Bartz (Labarre, 1999) challenges new employees to revise their definition of mentoring. "The assumption behind mentoring—‘I’ll tether myself to one person who will take care of me’—is bankrupt. A better way is to build what I call a ‘personal mosaic’ of influences, experts, and guides. Personal-mosaic building is about breaking mentoring down: What specific skill do I need? What’s my next challenge? For each issue, you seek out an individual—someone who can deal with crises in a certain way, someone who has an excellent time-management system, someone who seems good at handling office politics—for advice, information, and models" (p. 75). This mentoring approach is the basis of the theory of mentoring self-management (Mitstifer, Wenberg, & Schatz, 1994). Essentially a decision-making model, this theory teaches individuals to design and manage their own mentoring plan.
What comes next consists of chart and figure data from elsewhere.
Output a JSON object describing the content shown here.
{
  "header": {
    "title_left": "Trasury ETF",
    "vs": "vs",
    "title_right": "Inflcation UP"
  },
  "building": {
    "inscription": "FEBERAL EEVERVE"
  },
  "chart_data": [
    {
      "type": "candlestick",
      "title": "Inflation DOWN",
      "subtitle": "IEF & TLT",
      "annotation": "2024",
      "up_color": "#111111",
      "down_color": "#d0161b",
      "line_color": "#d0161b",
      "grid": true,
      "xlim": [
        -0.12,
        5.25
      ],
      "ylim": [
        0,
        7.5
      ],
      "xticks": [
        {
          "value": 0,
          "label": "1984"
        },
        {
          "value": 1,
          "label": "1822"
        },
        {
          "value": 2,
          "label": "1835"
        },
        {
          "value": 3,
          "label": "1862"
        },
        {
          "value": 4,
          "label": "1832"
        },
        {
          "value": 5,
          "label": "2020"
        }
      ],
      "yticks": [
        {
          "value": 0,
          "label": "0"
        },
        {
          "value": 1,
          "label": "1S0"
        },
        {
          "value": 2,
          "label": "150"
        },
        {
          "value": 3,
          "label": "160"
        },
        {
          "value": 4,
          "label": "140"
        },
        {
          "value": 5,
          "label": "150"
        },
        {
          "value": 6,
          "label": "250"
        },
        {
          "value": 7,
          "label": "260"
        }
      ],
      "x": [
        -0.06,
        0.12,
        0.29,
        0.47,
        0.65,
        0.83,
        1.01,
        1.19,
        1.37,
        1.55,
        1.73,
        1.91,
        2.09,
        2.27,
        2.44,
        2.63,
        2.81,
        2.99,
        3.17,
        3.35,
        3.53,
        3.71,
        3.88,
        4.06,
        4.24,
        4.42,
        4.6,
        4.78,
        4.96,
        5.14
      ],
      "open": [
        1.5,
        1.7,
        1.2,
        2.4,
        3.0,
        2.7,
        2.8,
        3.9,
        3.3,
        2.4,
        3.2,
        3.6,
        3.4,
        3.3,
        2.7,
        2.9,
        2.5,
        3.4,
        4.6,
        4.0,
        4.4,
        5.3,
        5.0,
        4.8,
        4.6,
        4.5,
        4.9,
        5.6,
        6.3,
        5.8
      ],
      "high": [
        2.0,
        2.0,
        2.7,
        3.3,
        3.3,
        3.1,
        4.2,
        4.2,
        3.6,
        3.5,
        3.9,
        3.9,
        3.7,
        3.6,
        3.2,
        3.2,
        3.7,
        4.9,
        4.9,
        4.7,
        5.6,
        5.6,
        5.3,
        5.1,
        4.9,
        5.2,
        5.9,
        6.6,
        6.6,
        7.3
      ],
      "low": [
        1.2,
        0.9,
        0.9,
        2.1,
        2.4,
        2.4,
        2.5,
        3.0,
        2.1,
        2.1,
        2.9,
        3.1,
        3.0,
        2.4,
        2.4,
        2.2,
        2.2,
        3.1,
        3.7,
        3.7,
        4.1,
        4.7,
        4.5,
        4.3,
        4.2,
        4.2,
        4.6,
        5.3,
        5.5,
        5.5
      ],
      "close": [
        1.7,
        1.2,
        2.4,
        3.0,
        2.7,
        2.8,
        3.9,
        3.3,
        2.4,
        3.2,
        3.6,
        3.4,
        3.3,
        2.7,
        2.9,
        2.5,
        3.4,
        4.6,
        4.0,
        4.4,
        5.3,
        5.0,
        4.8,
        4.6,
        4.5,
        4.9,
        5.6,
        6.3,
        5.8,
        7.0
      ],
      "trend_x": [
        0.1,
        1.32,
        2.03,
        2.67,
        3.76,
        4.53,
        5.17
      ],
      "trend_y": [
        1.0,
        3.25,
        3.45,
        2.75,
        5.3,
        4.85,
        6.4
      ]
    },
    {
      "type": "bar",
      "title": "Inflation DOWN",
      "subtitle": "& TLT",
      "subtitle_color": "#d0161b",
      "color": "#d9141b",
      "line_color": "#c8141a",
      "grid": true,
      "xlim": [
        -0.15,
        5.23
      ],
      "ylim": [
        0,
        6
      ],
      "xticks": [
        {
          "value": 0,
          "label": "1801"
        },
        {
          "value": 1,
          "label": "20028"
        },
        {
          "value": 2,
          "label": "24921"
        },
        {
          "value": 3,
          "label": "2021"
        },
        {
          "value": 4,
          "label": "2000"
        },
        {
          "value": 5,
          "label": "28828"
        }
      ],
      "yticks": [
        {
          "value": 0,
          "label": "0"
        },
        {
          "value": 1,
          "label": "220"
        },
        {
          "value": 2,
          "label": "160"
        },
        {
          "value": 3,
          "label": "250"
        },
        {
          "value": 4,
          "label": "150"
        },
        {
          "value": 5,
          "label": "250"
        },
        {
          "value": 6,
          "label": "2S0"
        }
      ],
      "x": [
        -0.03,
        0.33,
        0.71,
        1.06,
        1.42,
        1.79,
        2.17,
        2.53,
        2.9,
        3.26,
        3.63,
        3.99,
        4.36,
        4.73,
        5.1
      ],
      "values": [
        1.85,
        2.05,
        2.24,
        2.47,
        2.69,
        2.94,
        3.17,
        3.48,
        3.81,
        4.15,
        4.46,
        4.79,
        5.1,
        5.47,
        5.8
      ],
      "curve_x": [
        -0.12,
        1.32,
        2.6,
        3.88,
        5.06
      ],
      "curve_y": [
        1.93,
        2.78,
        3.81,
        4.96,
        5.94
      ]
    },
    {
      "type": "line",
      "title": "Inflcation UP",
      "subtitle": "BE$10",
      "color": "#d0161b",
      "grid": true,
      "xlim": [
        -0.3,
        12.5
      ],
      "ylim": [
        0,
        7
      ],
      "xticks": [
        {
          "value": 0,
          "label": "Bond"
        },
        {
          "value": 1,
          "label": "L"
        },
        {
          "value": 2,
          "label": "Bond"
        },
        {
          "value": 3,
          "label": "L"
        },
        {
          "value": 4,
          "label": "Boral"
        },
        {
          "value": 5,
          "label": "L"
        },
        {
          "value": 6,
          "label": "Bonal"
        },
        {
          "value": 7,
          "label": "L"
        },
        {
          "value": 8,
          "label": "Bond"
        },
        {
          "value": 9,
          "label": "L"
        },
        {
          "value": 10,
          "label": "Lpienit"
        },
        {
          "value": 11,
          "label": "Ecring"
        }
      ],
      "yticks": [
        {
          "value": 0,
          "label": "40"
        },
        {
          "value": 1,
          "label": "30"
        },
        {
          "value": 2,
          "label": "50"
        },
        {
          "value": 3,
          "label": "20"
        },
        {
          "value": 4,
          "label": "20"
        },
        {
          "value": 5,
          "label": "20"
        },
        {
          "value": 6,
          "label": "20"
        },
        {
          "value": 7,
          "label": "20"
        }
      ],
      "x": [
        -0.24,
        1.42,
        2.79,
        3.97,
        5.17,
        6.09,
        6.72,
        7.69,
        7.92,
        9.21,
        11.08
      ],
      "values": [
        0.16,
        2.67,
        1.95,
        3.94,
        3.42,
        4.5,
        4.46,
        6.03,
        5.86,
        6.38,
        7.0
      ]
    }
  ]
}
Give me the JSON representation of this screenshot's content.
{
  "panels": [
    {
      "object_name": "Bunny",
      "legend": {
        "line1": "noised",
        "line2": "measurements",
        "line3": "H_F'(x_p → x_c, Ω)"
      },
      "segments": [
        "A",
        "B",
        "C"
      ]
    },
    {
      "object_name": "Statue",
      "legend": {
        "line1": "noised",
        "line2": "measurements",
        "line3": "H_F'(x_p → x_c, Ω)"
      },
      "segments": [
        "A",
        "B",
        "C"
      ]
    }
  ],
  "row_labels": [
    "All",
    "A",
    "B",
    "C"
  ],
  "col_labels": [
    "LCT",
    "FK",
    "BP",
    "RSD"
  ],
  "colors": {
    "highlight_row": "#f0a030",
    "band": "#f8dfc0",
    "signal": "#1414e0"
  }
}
One doesn’t have to be an employee to benefit from mentoring. Individuals can benefit from mentoring at all stages of life. Mentoring self-management has the advantage of situating more of the responsibility onto the mentee and of expanding the notion of mentoring to include peers, parents and siblings, biographies, illuminating materials and media, reflection on field experiences, and serial mentoring. The module that defines the theory and practice of mentoring self-management is entitled: Mentoring the Human Touch.

LaBarre, P. (Ed.). (1999, January). What’s new, what’s not. Fast Company.
Mitstifer, D. I., Wenberg, B. G., & Schatz, P. E. (1994). Mentoring: The Human Touch. East Lansing, MI: Kappa Omicron Nu.